Micah and Jonah had a playdate at Nadav's house so I had some extra time. Nadav is a friend they met at Camp Shelanu, which is a community day camp off Emek Refaim at the pool. Only a handful of children speak English; they are mostly Israeli. Nadav speaks English (his dad is from New York), Swedish (his mom is from Sweden), and Hebrew (he is growing up here). Micah and Jonah are very impressed.

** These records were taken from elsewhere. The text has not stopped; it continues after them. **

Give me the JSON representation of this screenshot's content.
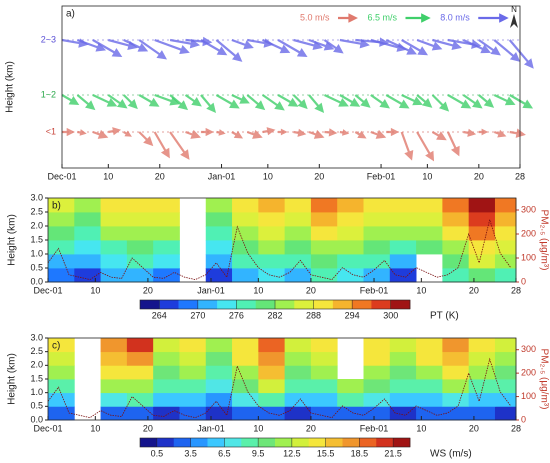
{
  "chart_data": [
    {
      "type": "quiver",
      "panel_label": "a)",
      "y_label": "Height (km)",
      "north": "N",
      "categories": [
        "2~3",
        "1~2",
        "<1"
      ],
      "category_colors": [
        "#5a4fd6",
        "#2aa84a",
        "#c8463c"
      ],
      "xlim": [
        0,
        89
      ],
      "xticks": [
        {
          "value": 0,
          "label": "Dec-01"
        },
        {
          "value": 9,
          "label": "10"
        },
        {
          "value": 19,
          "label": "20"
        },
        {
          "value": 31,
          "label": "Jan-01"
        },
        {
          "value": 40,
          "label": "10"
        },
        {
          "value": 50,
          "label": "20"
        },
        {
          "value": 62,
          "label": "Feb-01"
        },
        {
          "value": 71,
          "label": "10"
        },
        {
          "value": 81,
          "label": "20"
        },
        {
          "value": 89,
          "label": "28"
        }
      ],
      "legend": [
        {
          "speed": 5.0,
          "label": "5.0 m/s",
          "color": "#e07a6e"
        },
        {
          "speed": 6.5,
          "label": "6.5 m/s",
          "color": "#3fcf6a"
        },
        {
          "speed": 8.0,
          "label": "8.0 m/s",
          "color": "#6a6ae8"
        }
      ],
      "x": [
        0,
        3,
        6,
        9,
        12,
        15,
        18,
        21,
        24,
        27,
        30,
        33,
        36,
        39,
        42,
        45,
        48,
        51,
        54,
        57,
        60,
        63,
        66,
        69,
        72,
        75,
        78,
        81,
        84,
        87
      ],
      "series": [
        {
          "name": "2~3",
          "color": "#6a6ae8",
          "speed": [
            7,
            8,
            9,
            8,
            7,
            9,
            10,
            8,
            7,
            8,
            9,
            6,
            7,
            8,
            9,
            8,
            7,
            6,
            8,
            9,
            10,
            9,
            8,
            7,
            8,
            9,
            8,
            7,
            9,
            10
          ],
          "direction": [
            100,
            110,
            120,
            105,
            115,
            125,
            110,
            100,
            95,
            120,
            130,
            110,
            100,
            115,
            120,
            105,
            110,
            125,
            100,
            95,
            105,
            115,
            120,
            110,
            105,
            100,
            115,
            125,
            130,
            140
          ]
        },
        {
          "name": "1~2",
          "color": "#3fcf6a",
          "speed": [
            5,
            6,
            7,
            6,
            5,
            6,
            7,
            6,
            5,
            6,
            7,
            5,
            6,
            7,
            6,
            5,
            6,
            7,
            6,
            5,
            6,
            7,
            6,
            5,
            6,
            7,
            6,
            5,
            6,
            7
          ],
          "direction": [
            120,
            130,
            115,
            125,
            135,
            120,
            110,
            130,
            125,
            140,
            120,
            115,
            130,
            125,
            120,
            135,
            140,
            115,
            120,
            130,
            125,
            120,
            115,
            130,
            135,
            120,
            125,
            130,
            115,
            120
          ]
        },
        {
          "name": "<1",
          "color": "#e07a6e",
          "speed": [
            3,
            2,
            4,
            3,
            2,
            5,
            8,
            9,
            4,
            3,
            2,
            3,
            4,
            3,
            2,
            3,
            4,
            3,
            2,
            3,
            4,
            3,
            8,
            9,
            4,
            7,
            3,
            2,
            3,
            4
          ],
          "direction": [
            90,
            100,
            110,
            80,
            120,
            135,
            150,
            145,
            110,
            90,
            100,
            120,
            110,
            80,
            90,
            100,
            110,
            95,
            100,
            120,
            110,
            90,
            160,
            150,
            120,
            155,
            100,
            90,
            110,
            100
          ]
        }
      ]
    },
    {
      "type": "contour",
      "panel_label": "b)",
      "y_label": "Height (km)",
      "y2_label": "PM₂.₅ (μg/m³)",
      "colorbar_label": "PT (K)",
      "xlim": [
        0,
        89
      ],
      "xticks": [
        {
          "value": 0,
          "label": "Dec-01"
        },
        {
          "value": 9,
          "label": "10"
        },
        {
          "value": 19,
          "label": "20"
        },
        {
          "value": 31,
          "label": "Jan-01"
        },
        {
          "value": 40,
          "label": "10"
        },
        {
          "value": 50,
          "label": "20"
        },
        {
          "value": 62,
          "label": "Feb-01"
        },
        {
          "value": 71,
          "label": "10"
        },
        {
          "value": 81,
          "label": "20"
        },
        {
          "value": 89,
          "label": "28"
        }
      ],
      "ylim": [
        0,
        3
      ],
      "yticks": [
        {
          "value": 0,
          "label": "0.0"
        },
        {
          "value": 0.5,
          "label": "0.5"
        },
        {
          "value": 1,
          "label": "1.0"
        },
        {
          "value": 1.5,
          "label": "1.5"
        },
        {
          "value": 2,
          "label": "2.0"
        },
        {
          "value": 2.5,
          "label": "2.5"
        },
        {
          "value": 3,
          "label": "3.0"
        }
      ],
      "y2lim": [
        0,
        350
      ],
      "y2ticks": [
        0,
        100,
        200,
        300
      ],
      "zlim": [
        261,
        303
      ],
      "zticks": [
        264,
        270,
        276,
        282,
        288,
        294,
        300
      ],
      "colors": [
        "#14148c",
        "#1e3cdc",
        "#1e78ff",
        "#32b4ff",
        "#46e6f0",
        "#50f0b4",
        "#64e678",
        "#a0f050",
        "#dcf03c",
        "#f5e63c",
        "#f5b42d",
        "#f07823",
        "#dc3c1e",
        "#a01414"
      ],
      "grid_x": [
        2.5,
        7.5,
        12.5,
        17.5,
        22.5,
        27.5,
        32.5,
        37.5,
        42.5,
        47.5,
        52.5,
        57.5,
        62.5,
        67.5,
        72.5,
        77.5,
        82.5,
        87.5
      ],
      "grid_y": [
        0.25,
        0.75,
        1.25,
        1.75,
        2.25,
        2.75
      ],
      "z": [
        [
          268,
          266,
          270,
          272,
          268,
          null,
          264,
          270,
          274,
          272,
          276,
          274,
          270,
          266,
          null,
          276,
          280,
          278
        ],
        [
          272,
          270,
          274,
          276,
          274,
          null,
          270,
          276,
          278,
          276,
          280,
          278,
          276,
          272,
          null,
          280,
          286,
          282
        ],
        [
          276,
          274,
          278,
          280,
          278,
          null,
          274,
          280,
          282,
          280,
          284,
          282,
          280,
          278,
          280,
          284,
          290,
          286
        ],
        [
          280,
          278,
          282,
          284,
          282,
          null,
          278,
          284,
          286,
          284,
          288,
          286,
          284,
          282,
          284,
          288,
          294,
          290
        ],
        [
          283,
          281,
          285,
          287,
          285,
          null,
          281,
          287,
          289,
          287,
          291,
          289,
          287,
          285,
          287,
          291,
          298,
          293
        ],
        [
          286,
          284,
          288,
          290,
          288,
          null,
          284,
          290,
          292,
          290,
          294,
          292,
          290,
          288,
          290,
          294,
          300,
          296
        ]
      ],
      "pm_x": [
        0,
        2,
        4,
        6,
        8,
        10,
        12,
        14,
        16,
        18,
        20,
        22,
        24,
        26,
        28,
        30,
        32,
        34,
        36,
        38,
        40,
        42,
        44,
        46,
        48,
        50,
        52,
        54,
        56,
        58,
        60,
        62,
        64,
        66,
        68,
        70,
        72,
        74,
        76,
        78,
        80,
        82,
        84,
        86,
        88
      ],
      "pm": [
        80,
        140,
        30,
        20,
        10,
        40,
        20,
        15,
        100,
        60,
        20,
        15,
        40,
        20,
        10,
        30,
        80,
        20,
        230,
        120,
        60,
        30,
        20,
        40,
        90,
        30,
        20,
        10,
        60,
        30,
        20,
        50,
        90,
        30,
        20,
        60,
        40,
        20,
        30,
        60,
        200,
        80,
        260,
        120,
        60
      ]
    },
    {
      "type": "contour",
      "panel_label": "c)",
      "y_label": "Height (km)",
      "y2_label": "PM₂.₅ (μg/m³)",
      "colorbar_label": "WS (m/s)",
      "xlim": [
        0,
        89
      ],
      "xticks": [
        {
          "value": 0,
          "label": "Dec-01"
        },
        {
          "value": 9,
          "label": "10"
        },
        {
          "value": 19,
          "label": "20"
        },
        {
          "value": 31,
          "label": "Jan-01"
        },
        {
          "value": 40,
          "label": "10"
        },
        {
          "value": 50,
          "label": "20"
        },
        {
          "value": 62,
          "label": "Feb-01"
        },
        {
          "value": 71,
          "label": "10"
        },
        {
          "value": 81,
          "label": "20"
        },
        {
          "value": 89,
          "label": "28"
        }
      ],
      "ylim": [
        0,
        3
      ],
      "yticks": [
        {
          "value": 0,
          "label": "0.0"
        },
        {
          "value": 0.5,
          "label": "0.5"
        },
        {
          "value": 1,
          "label": "1.0"
        },
        {
          "value": 1.5,
          "label": "1.5"
        },
        {
          "value": 2,
          "label": "2.0"
        },
        {
          "value": 2.5,
          "label": "2.5"
        },
        {
          "value": 3,
          "label": "3.0"
        }
      ],
      "y2lim": [
        0,
        350
      ],
      "y2ticks": [
        0,
        100,
        200,
        300
      ],
      "zlim": [
        -1,
        23
      ],
      "zticks": [
        0.5,
        3.5,
        6.5,
        9.5,
        12.5,
        15.5,
        18.5,
        21.5
      ],
      "colors": [
        "#14148c",
        "#1e32c8",
        "#1e64f0",
        "#2896ff",
        "#3cc8ff",
        "#50e6e6",
        "#5af0aa",
        "#6ee678",
        "#a0f050",
        "#d2f03c",
        "#f5e63c",
        "#f5be32",
        "#f0962d",
        "#eb6423",
        "#d2321e",
        "#a01414"
      ],
      "grid_x": [
        2.5,
        7.5,
        12.5,
        17.5,
        22.5,
        27.5,
        32.5,
        37.5,
        42.5,
        47.5,
        52.5,
        57.5,
        62.5,
        67.5,
        72.5,
        77.5,
        82.5,
        87.5
      ],
      "grid_y": [
        0.25,
        0.75,
        1.25,
        1.75,
        2.25,
        2.75
      ],
      "z": [
        [
          2,
          null,
          3,
          2,
          1,
          2,
          1,
          3,
          2,
          1,
          2,
          3,
          2,
          1,
          2,
          3,
          2,
          1
        ],
        [
          6,
          null,
          7,
          8,
          5,
          6,
          4,
          7,
          9,
          5,
          6,
          8,
          7,
          5,
          6,
          7,
          6,
          5
        ],
        [
          9,
          null,
          11,
          12,
          8,
          9,
          7,
          10,
          13,
          8,
          9,
          12,
          10,
          8,
          9,
          11,
          9,
          8
        ],
        [
          11,
          null,
          14,
          15,
          10,
          11,
          9,
          12,
          16,
          10,
          11,
          null,
          12,
          10,
          12,
          14,
          11,
          10
        ],
        [
          13,
          null,
          16,
          18,
          12,
          13,
          10,
          14,
          18,
          12,
          13,
          null,
          14,
          12,
          14,
          16,
          13,
          12
        ],
        [
          14,
          null,
          18,
          20,
          13,
          14,
          11,
          15,
          19,
          13,
          14,
          null,
          15,
          13,
          15,
          18,
          14,
          13
        ]
      ],
      "pm_x": [
        0,
        2,
        4,
        6,
        8,
        10,
        12,
        14,
        16,
        18,
        20,
        22,
        24,
        26,
        28,
        30,
        32,
        34,
        36,
        38,
        40,
        42,
        44,
        46,
        48,
        50,
        52,
        54,
        56,
        58,
        60,
        62,
        64,
        66,
        68,
        70,
        72,
        74,
        76,
        78,
        80,
        82,
        84,
        86,
        88
      ],
      "pm": [
        80,
        140,
        30,
        20,
        10,
        40,
        20,
        15,
        100,
        60,
        20,
        15,
        40,
        20,
        10,
        30,
        80,
        20,
        230,
        120,
        60,
        30,
        20,
        40,
        90,
        30,
        20,
        10,
        60,
        30,
        20,
        50,
        90,
        30,
        20,
        60,
        40,
        20,
        30,
        60,
        200,
        80,
        260,
        120,
        60
      ]
    }
  ]
}
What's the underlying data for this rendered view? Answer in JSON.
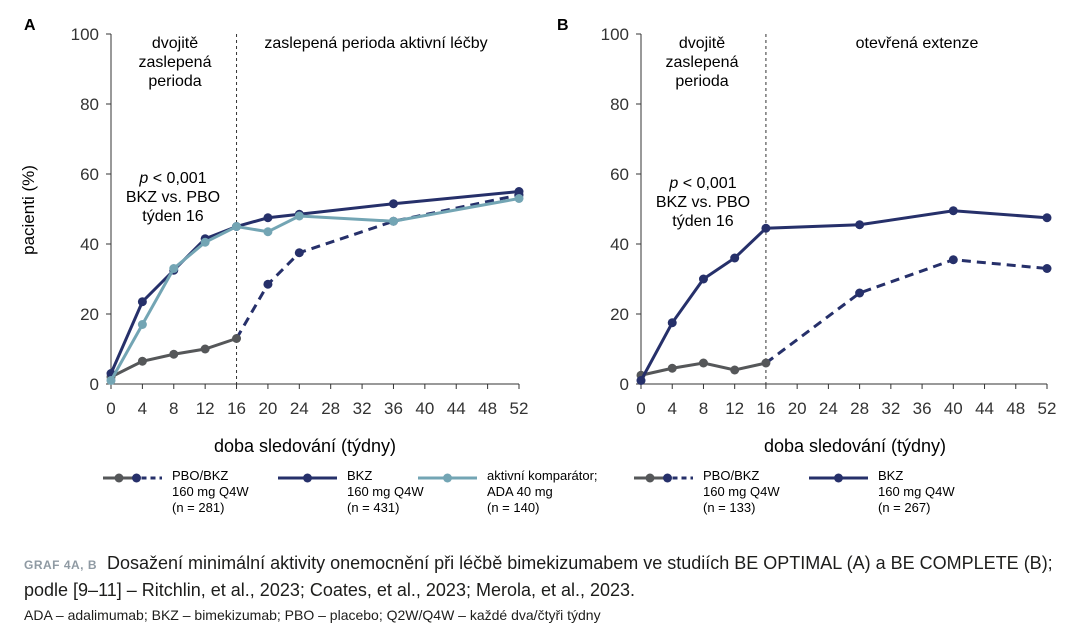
{
  "colors": {
    "bkz": "#26306a",
    "pbo": "#555759",
    "ada": "#73a5b4",
    "axis": "#333333",
    "caption_label": "#8f9aa3"
  },
  "chart_data": [
    {
      "panel": "A",
      "type": "line",
      "xlabel": "doba sledování (týdny)",
      "ylabel": "pacienti (%)",
      "xlim": [
        0,
        52
      ],
      "ylim": [
        0,
        100
      ],
      "xticks": [
        "0",
        "4",
        "8",
        "12",
        "16",
        "20",
        "24",
        "28",
        "32",
        "36",
        "40",
        "44",
        "48",
        "52"
      ],
      "yticks": [
        "0",
        "20",
        "40",
        "60",
        "80",
        "100"
      ],
      "period_divider_x": 16,
      "period_labels": [
        "dvojitě",
        "zaslepená",
        "perioda",
        "zaslepená perioda aktivní léčby"
      ],
      "annotation": {
        "p": "p",
        "pvalue": " < 0,001",
        "line2": "BKZ vs. PBO",
        "line3": "týden 16"
      },
      "series": [
        {
          "name": "PBO/BKZ",
          "color": "#555759",
          "solid": [
            [
              0,
              2
            ],
            [
              4,
              6.5
            ],
            [
              8,
              8.5
            ],
            [
              12,
              10
            ],
            [
              16,
              13
            ]
          ],
          "dashed": [
            [
              16,
              13
            ],
            [
              20,
              28.5
            ],
            [
              24,
              37.5
            ],
            [
              36,
              46.5
            ],
            [
              52,
              54
            ]
          ]
        },
        {
          "name": "BKZ",
          "color": "#26306a",
          "solid": [
            [
              0,
              3
            ],
            [
              4,
              23.5
            ],
            [
              8,
              32.5
            ],
            [
              12,
              41.5
            ],
            [
              16,
              45
            ],
            [
              20,
              47.5
            ],
            [
              24,
              48.5
            ],
            [
              36,
              51.5
            ],
            [
              52,
              55
            ]
          ],
          "dashed": []
        },
        {
          "name": "aktivní komparátor",
          "color": "#73a5b4",
          "solid": [
            [
              0,
              1
            ],
            [
              4,
              17
            ],
            [
              8,
              33
            ],
            [
              12,
              40.5
            ],
            [
              16,
              45
            ],
            [
              20,
              43.5
            ],
            [
              24,
              48
            ],
            [
              36,
              46.5
            ],
            [
              52,
              53
            ]
          ],
          "dashed": []
        }
      ],
      "legend": [
        {
          "kind": "pbo",
          "lines": [
            "PBO/BKZ",
            "160 mg Q4W",
            "(n = 281)"
          ]
        },
        {
          "kind": "bkz",
          "lines": [
            "BKZ",
            "160 mg Q4W",
            "(n = 431)"
          ]
        },
        {
          "kind": "ada",
          "lines": [
            "aktivní komparátor;",
            "ADA 40 mg",
            "(n = 140)"
          ]
        }
      ]
    },
    {
      "panel": "B",
      "type": "line",
      "xlabel": "doba sledování (týdny)",
      "ylabel": "",
      "xlim": [
        0,
        52
      ],
      "ylim": [
        0,
        100
      ],
      "xticks": [
        "0",
        "4",
        "8",
        "12",
        "16",
        "20",
        "24",
        "28",
        "32",
        "36",
        "40",
        "44",
        "48",
        "52"
      ],
      "yticks": [
        "0",
        "20",
        "40",
        "60",
        "80",
        "100"
      ],
      "period_divider_x": 16,
      "period_labels": [
        "dvojitě",
        "zaslepená",
        "perioda",
        "otevřená extenze"
      ],
      "annotation": {
        "p": "p",
        "pvalue": " < 0,001",
        "line2": "BKZ vs. PBO",
        "line3": "týden 16"
      },
      "series": [
        {
          "name": "PBO/BKZ",
          "color": "#555759",
          "solid": [
            [
              0,
              2.5
            ],
            [
              4,
              4.5
            ],
            [
              8,
              6
            ],
            [
              12,
              4
            ],
            [
              16,
              6
            ]
          ],
          "dashed": [
            [
              16,
              6
            ],
            [
              28,
              26
            ],
            [
              40,
              35.5
            ],
            [
              52,
              33
            ]
          ]
        },
        {
          "name": "BKZ",
          "color": "#26306a",
          "solid": [
            [
              0,
              1
            ],
            [
              4,
              17.5
            ],
            [
              8,
              30
            ],
            [
              12,
              36
            ],
            [
              16,
              44.5
            ],
            [
              28,
              45.5
            ],
            [
              40,
              49.5
            ],
            [
              52,
              47.5
            ]
          ],
          "dashed": []
        }
      ],
      "legend": [
        {
          "kind": "pbo",
          "lines": [
            "PBO/BKZ",
            "160 mg Q4W",
            "(n = 133)"
          ]
        },
        {
          "kind": "bkz",
          "lines": [
            "BKZ",
            "160 mg Q4W",
            "(n = 267)"
          ]
        }
      ]
    }
  ],
  "caption": {
    "label": "GRAF 4A, B",
    "text": "Dosažení minimální aktivity onemocnění při léčbě bimekizumabem ve studiích BE OPTIMAL (A) a BE COMPLETE (B); podle [9–11] – Ritchlin, et al., 2023; Coates, et al., 2023; Merola, et al., 2023.",
    "abbreviations": "ADA – adalimumab; BKZ – bimekizumab; PBO – placebo; Q2W/Q4W – každé dva/čtyři týdny"
  }
}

Recently I realized that I am going to run out of the B2 vitamins before we leave. I take 200 mg twice a day to prevent migraines and it seems to really work. I've shopped at two stores already and not found them. Mark went to just one store tonight and found them! So he bought me the one bottle that they had, but I still need another to cover me until the end of our time here. Hopefully I'll be able to send them to my brother-in-law Barry via Amazon prime overnight shipping, and he'll bring them when he comes to visit next week. We'll see.
Yesterday we had a lovely dinner at Caffit with Mark's friend Ilene Sandberg Sunderland and her mother Edie. It was fun to meet them, and Ilene brought Micah and Jonah 4 cans of Spaghetti-Os and a game called Blink. So sweet!!!
A few days ago, we had dinner with the Carey/Schoenblum family - Jonathan, Amy, Jordan, and Sasha. We ate a Burgers Bar - yum. It was really great to see them. Then the next day, Jordan and Sasha came over for the afternoon so that Jonathan and Amy could go to Yad Vashem. We had a fabulous playdate at our apartment, two parks, and of course the ice cream/juice stand around the corner. :-)
At the park, we had a little adventure when some Arab boys and a girl took our soccer ball and claimed it was theirs. It was very difficult to communicate with them because they spoke Arabic and not much Hebrew and no English and we were speaking English and not much Hebrew and no Arabic. After much following and then chasing them around the park, their mothers finally intervened and told them to give the ball back. ARGH!
At the kiosk around the corner from our apartment, the kids each got a popsicle, and I got a fresh squeezed grapefruit juice. Then after they finished their popsicles, they all wanted juice too -- Micah got apple, Sasha got orange, and both Jonah and Jordan got the grapefruit, all three kinds were fresh squeezed of course!
My first week of ulpan at CY ends tomorrow, and it has been a very good week.